The simplest approach is a scan:

public class Scan implements RangeEvaluator {

  private final long[] data;

  public Scan(long[] data) {
    this.data = data;
  }

  @Override
  public RoaringBitmap between(long min, long max) {
    RoaringBitmapWriter<RoaringBitmap> writer = RoaringBitmapWriter.writer().get();
    for (int i = 0; i < data.length; i++) {
      if (data[i] >= min && data[i] <= max) {
        writer.add(i);
      }
    }
    return writer.get();
  }

  @Override
  public int serializedSize() {
    return 0;
  }
}

This has no spatial overhead but is very slow, though this could be done a lot faster by Java programs once the Vector API is available so will be a better option in the future.

Scan latency

Finally, RangeBitmap:

public class RangeBitmapEvaluator implements RangeEvaluator {

  private final RangeBitmap bitmap;
  private final int serializedSize;

  public RangeBitmapEvaluator(long[] data) {
    long min = Long.MAX_VALUE;
    long max = Long.MIN_VALUE;
    for (long datum : data) {
      min = Math.min(min, datum);
      max = Math.max(max, datum);
    }
    var appender = RangeBitmap.appender(max);
    for (long datum : data) {
      appender.add(datum - min);
    }
    serializedSize = appender.serializedSizeInBytes();
    this.bitmap = appender.build();
  }

  @Override
  public RoaringBitmap between(long min, long max) {
    return bitmap.between(min, max);
  }

  @Override
  public int serializedSize() {
    return serializedSize;
  }
}

It doesn’t get close to IntervalsEvaluator, but it’s the least bad considered option for unsorted values, it is always smaller than the data.

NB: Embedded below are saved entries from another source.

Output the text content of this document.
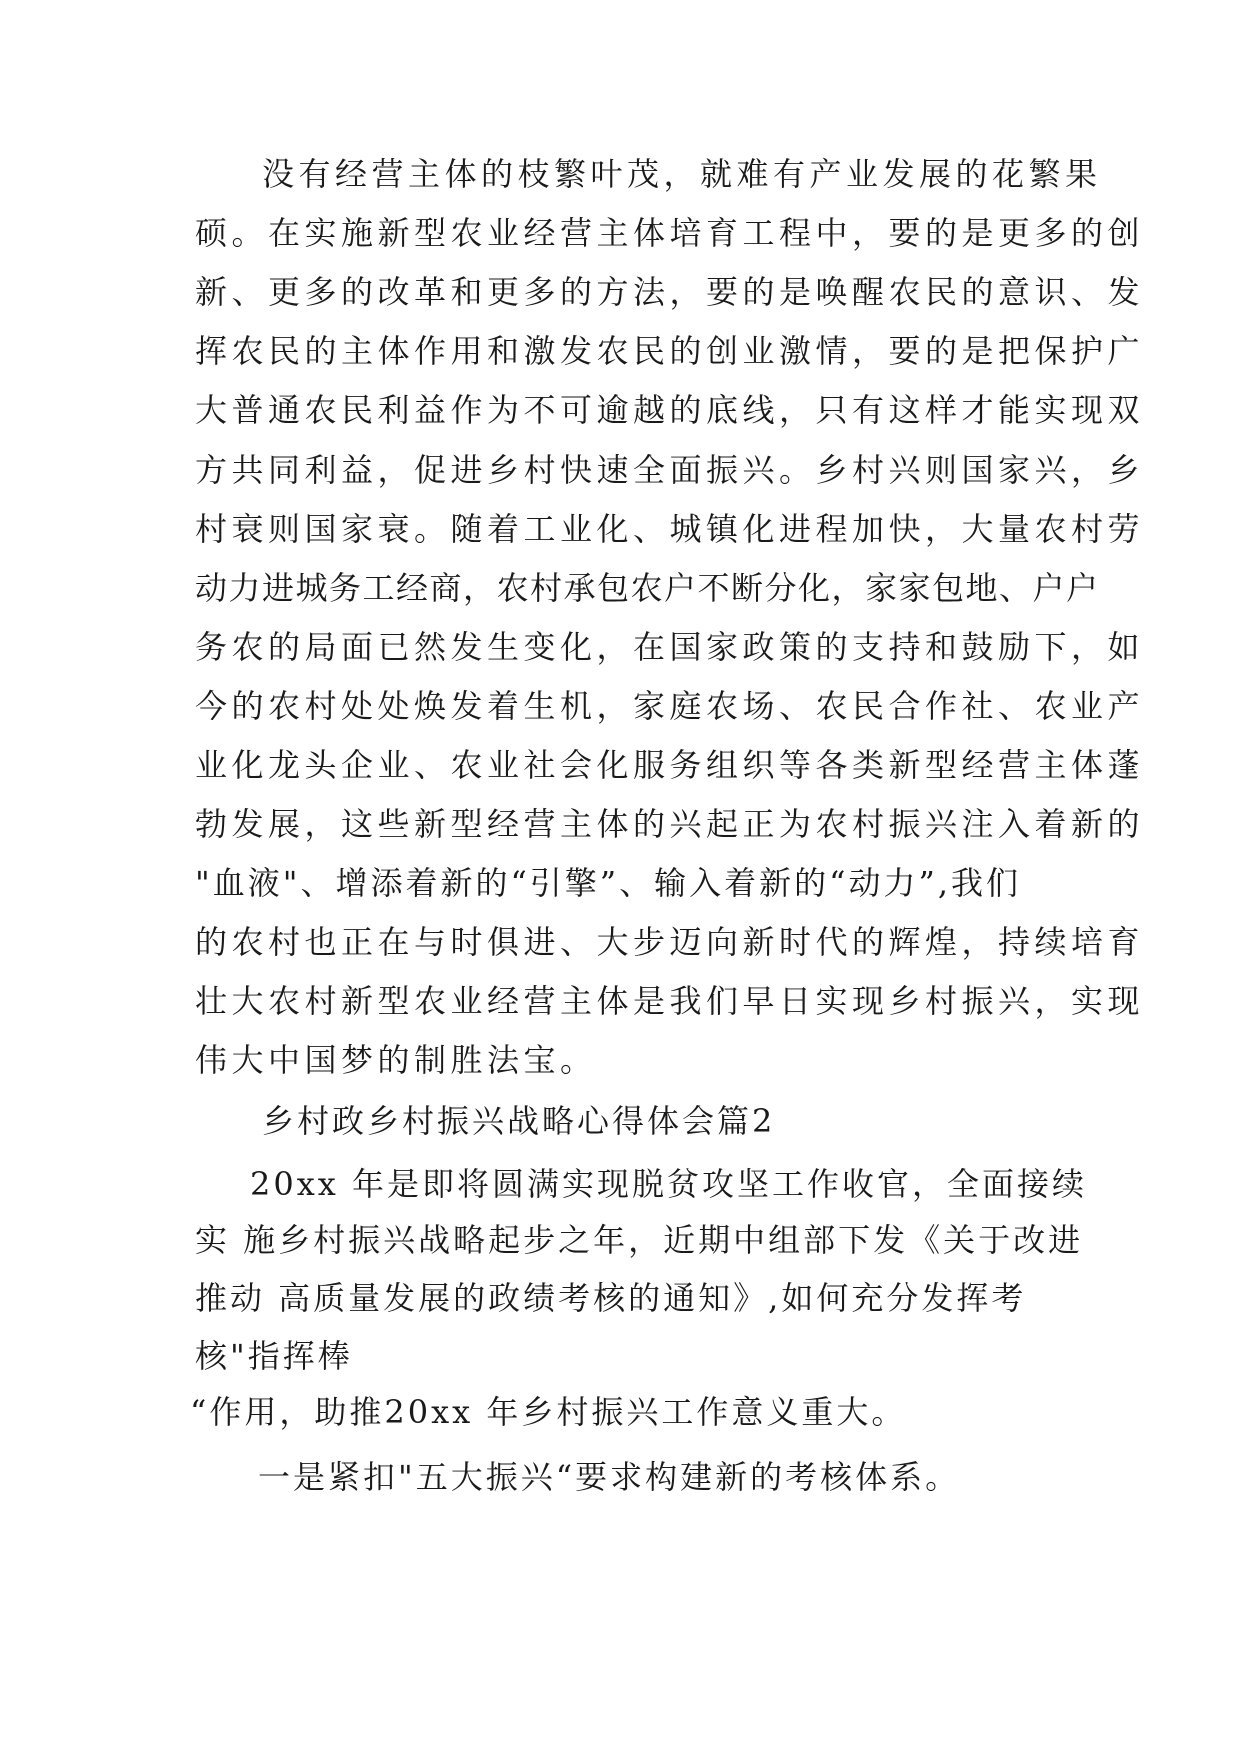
没有经营主体的枝繁叶茂，就难有产业发展的花繁果
硕。在实施新型农业经营主体培育工程中，要的是更多的创
新、更多的改革和更多的方法，要的是唤醒农民的意识、发
挥农民的主体作用和激发农民的创业激情，要的是把保护广
大普通农民利益作为不可逾越的底线，只有这样才能实现双
方共同利益，促进乡村快速全面振兴。乡村兴则国家兴，乡
村衰则国家衰。随着工业化、城镇化进程加快，大量农村劳
动力进城务工经商，农村承包农户不断分化，家家包地、户户
务农的局面已然发生变化，在国家政策的支持和鼓励下，如
今的农村处处焕发着生机，家庭农场、农民合作社、农业产
业化龙头企业、农业社会化服务组织等各类新型经营主体蓬
勃发展，这些新型经营主体的兴起正为农村振兴注入着新的
"血液"、增添着新的“引擎”、输入着新的“动力”,我们
的农村也正在与时俱进、大步迈向新时代的辉煌，持续培育
壮大农村新型农业经营主体是我们早日实现乡村振兴，实现
伟大中国梦的制胜法宝。
乡村政乡村振兴战略心得体会篇2
20xx 年是即将圆满实现脱贫攻坚工作收官，全面接续
实 施乡村振兴战略起步之年，近期中组部下发《关于改进
推动 高质量发展的政绩考核的通知》,如何充分发挥考
核"指挥棒
“作用，助推20xx 年乡村振兴工作意义重大。
一是紧扣"五大振兴“要求构建新的考核体系。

RangeBitmap latency RangeBitmap serialized size

Excluding the implementations which only work on sorted inputs, RangeBitmap looks like the least bad option. It is only beaten by the inverted index in one case, is an order of magnitude faster than scanning or the sorted-values/unsorted-indexes approach and the inverted index in other cases.

RangeBitmap latency

It also has the least spatial overhead except for scanning which has none.

RangeBitmap latency

The source code for these benchmarks is located here

Usage in Apache Pinot

Apache Pinot allows range indexing of immutable segments, and since 0.9.0 these have been implemented in terms of RangeBitmap, enabled via a feature flag. From 0.10.0, this feature flag is enabled by default, and just needs the configuration in the documentation here. Users who have enabled the feature flag (which I won’t name: just upgrade to 0.10.0) have reported improvements of upwards of 5x on Pinot’s old range index implementation.